[jmm-dev] Another way to punt OOTA

Wed Oct 29 19:54:59 UTC 2014

On Wed, Oct 29, 2014 at 11:23 AM, Paul E. McKenney <
paulmck at linux.vnet.ibm.com> wrote:
> ...
> > - Most of us don't care that much about slowing down potentially racing
> > accesses a bit.  The reason the load->store ordering solution seems so
> > dubious for Java is that the compiler doesn't know which accesses might
> > race, and thus we need to treat many accesses conservatively.  ARM is
much
> > more concerned about Java than C++ memory_order_relaxed.
>
> Speaking as one of the people who is most definitely not in the "most
> of us" set...  ;-)
>
> Yes, if you are taking a cache miss on each access, you won't notice a
> compare and conditional branch.  But an important subset of well-tuned
> parallel software takes care to promote cache locality, which means
> that you -won't- see very many cache misses.  The extra unnecessary
> conditional branches can place pressure on branch-prediction resources,
> which can result in noticeable performance degradation.
>
> Degrading memory_order_relaxed in this manner will push people back to
> the old workarounds involving volatile and inline assembler, which
> seems quite counterproductive.

Probably less of an issue in Java.  But I agree that if we can find an
acceptable solution that doesn't require this, we should go with it.  I'm
not suggesting we stop work on that.

>
> > Possible long-term approach:
> >
> > - Switch to a much more C++-like (or Java library-like) model in which
data
> > races have something like "undefined behavior".  Exactly how to model
that
> > is an open question.  Ordinary loads can only see stores that
happen-before
> > them, but racing loads trigger "undefined behavior". "Undefined
behavior"
> > should be defined to allow reporting an error and produce any type
correct
> > answer for the racing load.  Unlike C++, we probably want to be explicit
> > that it disallows a VM crash
> >
> > - [Probably challenging, others understand the Java constraints better
than
> > I] Introduce a mechanism for (nearly) unordered memory-order-relaxed
like
> > racing loads.  Require current racing accesses to use that mechanism
> > instead.  (Open question: coherence)
> >
> > - Strengthen this memory_order_relaxed analog to guarantee load->store
> > ordering.
>
> Again, I am not a Java expert.  But demanding the unneeded load-to-store
> ordering while dispensing with coherence seems completely backwards.

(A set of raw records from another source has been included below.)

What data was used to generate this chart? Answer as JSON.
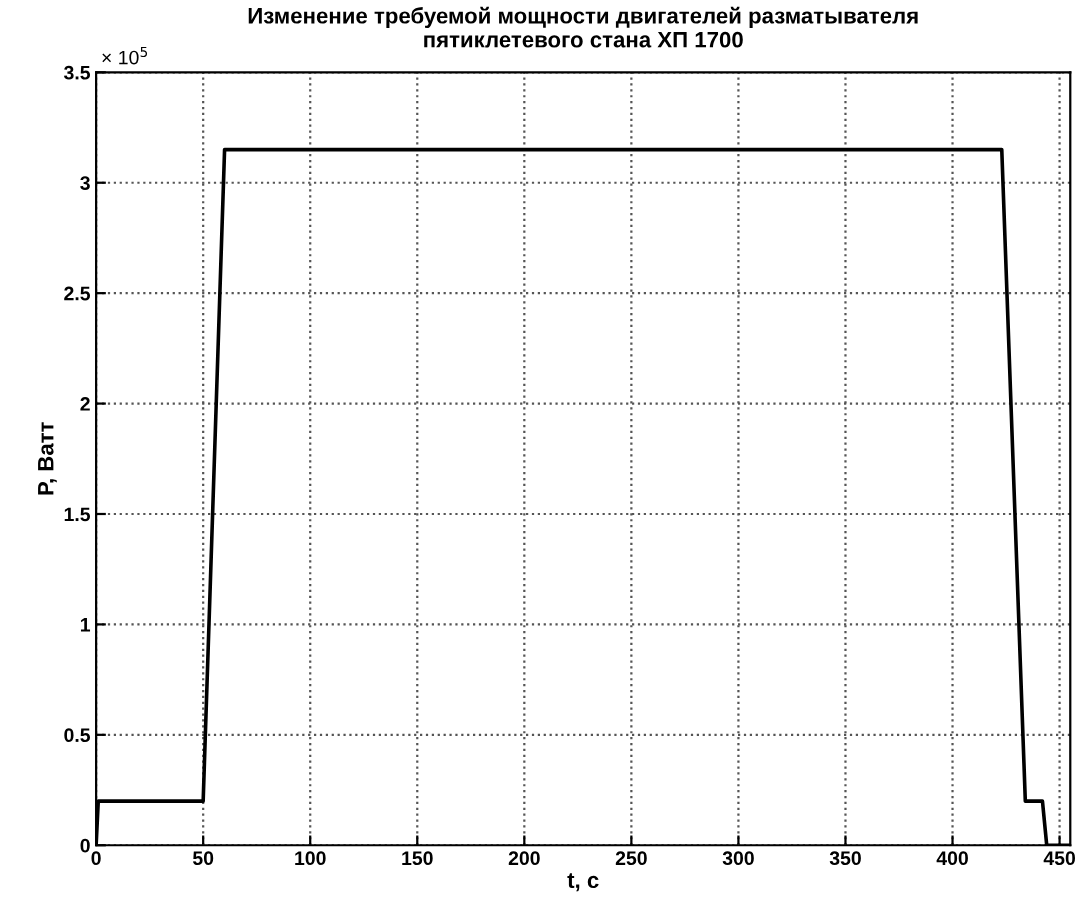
{
  "chart_data": {
    "type": "line",
    "title": "Изменение требуемой мощности двигателей разматывателя\nпятиклетевого стана ХП 1700",
    "xlabel": "t, c",
    "ylabel": "P, Ватт",
    "annotations": [
      "× 10$^{5}$"
    ],
    "series": [
      {
        "color": "#000000",
        "x": [
          0,
          1,
          50,
          60,
          423,
          434,
          442,
          444,
          455
        ],
        "values": [
          0,
          0.2,
          0.2,
          3.15,
          3.15,
          0.2,
          0.2,
          0,
          0
        ]
      }
    ],
    "xlim": [
      0,
      455
    ],
    "xticks": [
      0,
      50,
      100,
      150,
      200,
      250,
      300,
      350,
      400,
      450
    ],
    "ylim": [
      0,
      3.5
    ],
    "yticks": [
      0,
      0.5,
      1,
      1.5,
      2,
      2.5,
      3,
      3.5
    ],
    "grid": true,
    "line_style": "solid"
  }
}
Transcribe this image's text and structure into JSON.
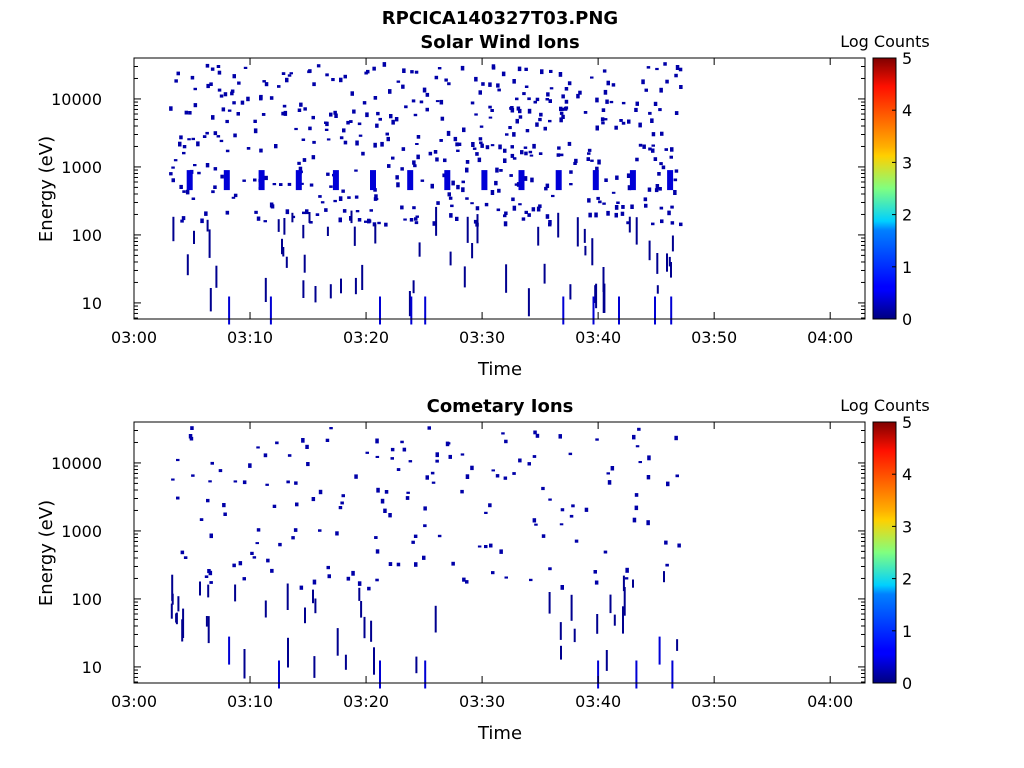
{
  "figure_title": "RPCICA140327T03.PNG",
  "chart_data": [
    {
      "type": "heatmap",
      "title": "Solar Wind Ions",
      "xlabel": "Time",
      "ylabel": "Energy (eV)",
      "x_scale": "time",
      "xlim": [
        "03:00",
        "04:03"
      ],
      "x_ticks": [
        "03:00",
        "03:10",
        "03:20",
        "03:30",
        "03:40",
        "03:50",
        "04:00"
      ],
      "y_scale": "log",
      "ylim": [
        5.8,
        40000
      ],
      "y_ticks": [
        10,
        100,
        1000,
        10000
      ],
      "y_tick_labels": [
        "10",
        "100",
        "1000",
        "10000"
      ],
      "colorbar": {
        "label": "Log Counts",
        "min": 0,
        "max": 5,
        "ticks": [
          0,
          1,
          2,
          3,
          4,
          5
        ],
        "colormap": "jet"
      },
      "data_time_range": [
        "03:03",
        "03:47"
      ],
      "cells": [
        {
          "time": "03:04.8",
          "energy_eV": 640,
          "log_counts": 0.2
        },
        {
          "time": "03:08.0",
          "energy_eV": 640,
          "log_counts": 0.2
        },
        {
          "time": "03:11.0",
          "energy_eV": 640,
          "log_counts": 0.2
        },
        {
          "time": "03:14.2",
          "energy_eV": 640,
          "log_counts": 0.2
        },
        {
          "time": "03:17.4",
          "energy_eV": 640,
          "log_counts": 0.2
        },
        {
          "time": "03:20.6",
          "energy_eV": 640,
          "log_counts": 0.2
        },
        {
          "time": "03:23.8",
          "energy_eV": 640,
          "log_counts": 0.2
        },
        {
          "time": "03:27.0",
          "energy_eV": 640,
          "log_counts": 0.2
        },
        {
          "time": "03:30.2",
          "energy_eV": 640,
          "log_counts": 0.2
        },
        {
          "time": "03:33.4",
          "energy_eV": 640,
          "log_counts": 0.2
        },
        {
          "time": "03:36.6",
          "energy_eV": 640,
          "log_counts": 0.2
        },
        {
          "time": "03:39.8",
          "energy_eV": 640,
          "log_counts": 0.2
        },
        {
          "time": "03:43.0",
          "energy_eV": 640,
          "log_counts": 0.2
        },
        {
          "time": "03:46.2",
          "energy_eV": 640,
          "log_counts": 0.2
        },
        {
          "time": "03:08.2",
          "energy_eV": 8,
          "log_counts": 0.1
        },
        {
          "time": "03:11.8",
          "energy_eV": 8,
          "log_counts": 0.1
        },
        {
          "time": "03:21.2",
          "energy_eV": 8,
          "log_counts": 0.1
        },
        {
          "time": "03:23.9",
          "energy_eV": 8,
          "log_counts": 0.1
        },
        {
          "time": "03:25.1",
          "energy_eV": 8,
          "log_counts": 0.1
        },
        {
          "time": "03:37.0",
          "energy_eV": 8,
          "log_counts": 0.1
        },
        {
          "time": "03:39.6",
          "energy_eV": 8,
          "log_counts": 0.1
        },
        {
          "time": "03:41.8",
          "energy_eV": 8,
          "log_counts": 0.1
        },
        {
          "time": "03:44.9",
          "energy_eV": 8,
          "log_counts": 0.1
        },
        {
          "time": "03:46.3",
          "energy_eV": 8,
          "log_counts": 0.1
        }
      ]
    },
    {
      "type": "heatmap",
      "title": "Cometary Ions",
      "xlabel": "Time",
      "ylabel": "Energy (eV)",
      "x_scale": "time",
      "xlim": [
        "03:00",
        "04:03"
      ],
      "x_ticks": [
        "03:00",
        "03:10",
        "03:20",
        "03:30",
        "03:40",
        "03:50",
        "04:00"
      ],
      "y_scale": "log",
      "ylim": [
        5.8,
        40000
      ],
      "y_ticks": [
        10,
        100,
        1000,
        10000
      ],
      "y_tick_labels": [
        "10",
        "100",
        "1000",
        "10000"
      ],
      "colorbar": {
        "label": "Log Counts",
        "min": 0,
        "max": 5,
        "ticks": [
          0,
          1,
          2,
          3,
          4,
          5
        ],
        "colormap": "jet"
      },
      "data_time_range": [
        "03:03",
        "03:47"
      ],
      "cells": [
        {
          "time": "03:08.2",
          "energy_eV": 18,
          "log_counts": 0.1
        },
        {
          "time": "03:12.5",
          "energy_eV": 8,
          "log_counts": 0.1
        },
        {
          "time": "03:21.2",
          "energy_eV": 8,
          "log_counts": 0.1
        },
        {
          "time": "03:25.1",
          "energy_eV": 8,
          "log_counts": 0.1
        },
        {
          "time": "03:40.0",
          "energy_eV": 8,
          "log_counts": 0.1
        },
        {
          "time": "03:43.3",
          "energy_eV": 8,
          "log_counts": 0.1
        },
        {
          "time": "03:45.3",
          "energy_eV": 18,
          "log_counts": 0.2
        },
        {
          "time": "03:46.4",
          "energy_eV": 8,
          "log_counts": 0.1
        }
      ]
    }
  ]
}
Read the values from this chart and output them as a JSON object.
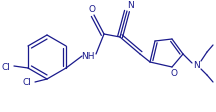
{
  "bg_color": "#ffffff",
  "line_color": "#1a1a8c",
  "text_color": "#1a1a8c",
  "figsize": [
    2.16,
    1.13
  ],
  "dpi": 100,
  "xlim": [
    0,
    216
  ],
  "ylim": [
    0,
    113
  ]
}
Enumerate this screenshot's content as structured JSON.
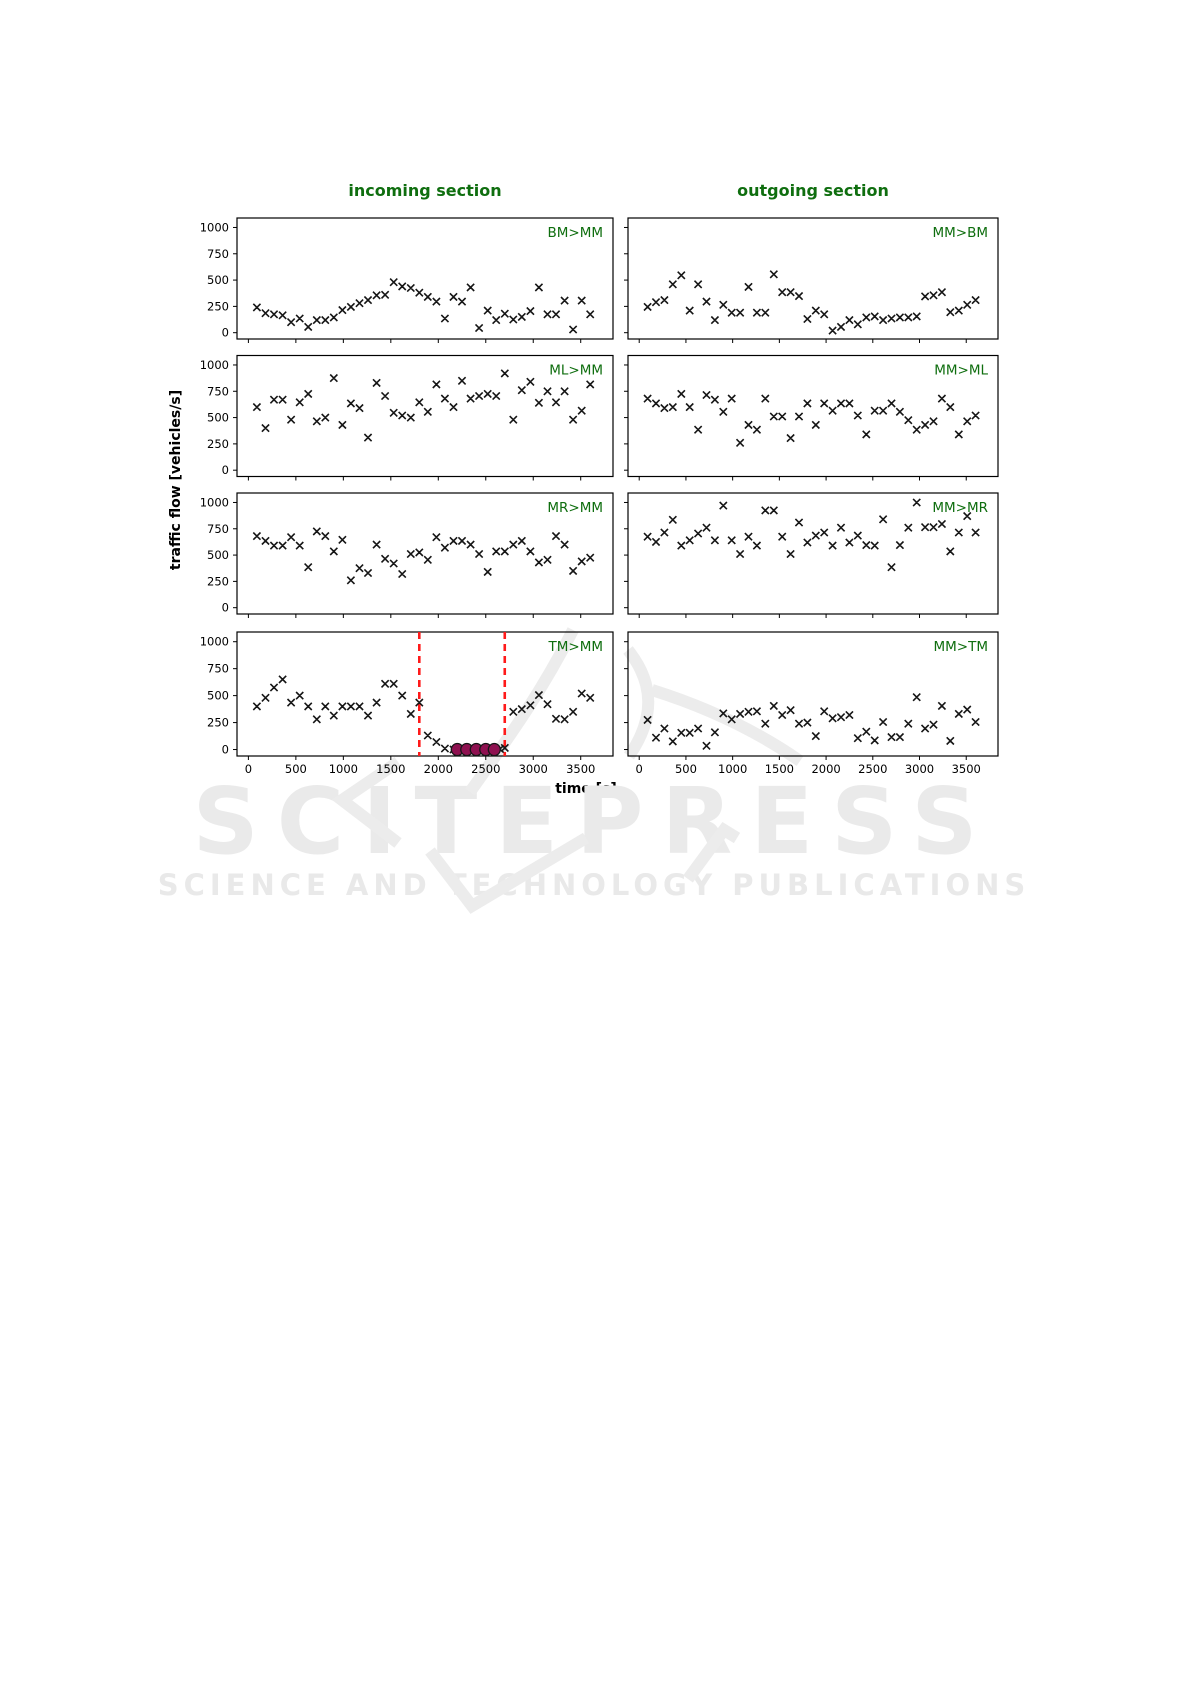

Agreed.  But that seemed like a somewhat separable issue, so I left it as
an open question.  I think we should add coherence.  That means

>
> > - Implementations may specify that they treat all ordinary accesses as
> > these "memory_order_relaxed" accesses.  Browser-based implementations,
or
> > others that require the current security model, would do so.  Whether
and
> > how to specify this is open..
> >
> >
> > Transition strategy:
> >
> > - Implementations are not required to break existing code in any way,
> > though the spec would allow them to.  In the near term, we would expect
> > implementations to continue to support (possibly with a suitable flag)
the
> > current ill-defined model, along with the new model.  (Which should be
> > easy; the only really new support id for memory_order_relaxed and
> > load->store ordering.)
> >
> > - The fact that data race detection is much easier in the new model may
> > help to inspire people to move to it.
> >
> >
> > Long term potential advantages:
> >
> > - No OOTA issues!
>
> I still believe that we can avoid OOTA without requiring implementations
> to emit unnecessary instructions.

I'm all in favor, so long as the solution doesn't amount to introducing an
even more complicated model that we understand even less well, thus
effectively just kicking the can down the road.  View this as a fallback.

>
> > - Easier race detection.  A standard conforming JVM should be able to
throw
> > a data race exception if it finds one.
>
> You lost me here -- how do needless branches and foregone coherence help
> in detecting data races?

The problem is that Java, unlike C/C++, currently allows unannotated data
races.  Thus detected races are not necessarily bugs, meaning that data
race detectors will unavoidably generate false positives.  This benefit
essentially just derives from introducing a standard way to identify
intentional races that should not be reported.

>
> > - Uniform model for basic types and libraries.
>
> Uniform in what way?

Data races are errors in both cases.  Currently Java has (supposedly)
defined semantics for racing accesses to base types like int, and there are
semi-common idioms that rely on those data races.  In contrast we
effectively treat racing accessed to ArrayList<int> as errors, with no
restriction on their behavior.  I don't think we ever believed this made
much sense.  I think the original intention, at least in the back of my
mind, was that we would eventually fix the ArrayList etc. specifications.
It hasn't happened, and it probably isn't realistically possible.  I'm
proposing that we bite the bullet and say both are errors.

>
> > - We can delete the special cases for tearing longs and doubles without
> > unacceptably slowing down some implementations.
>
> The idea here is that tearing becomes legal, correct?  If so, I guess
> I can agree with one out of four!  ;-)

Right.  Since the issue is only raised by erroneous programs.

Hans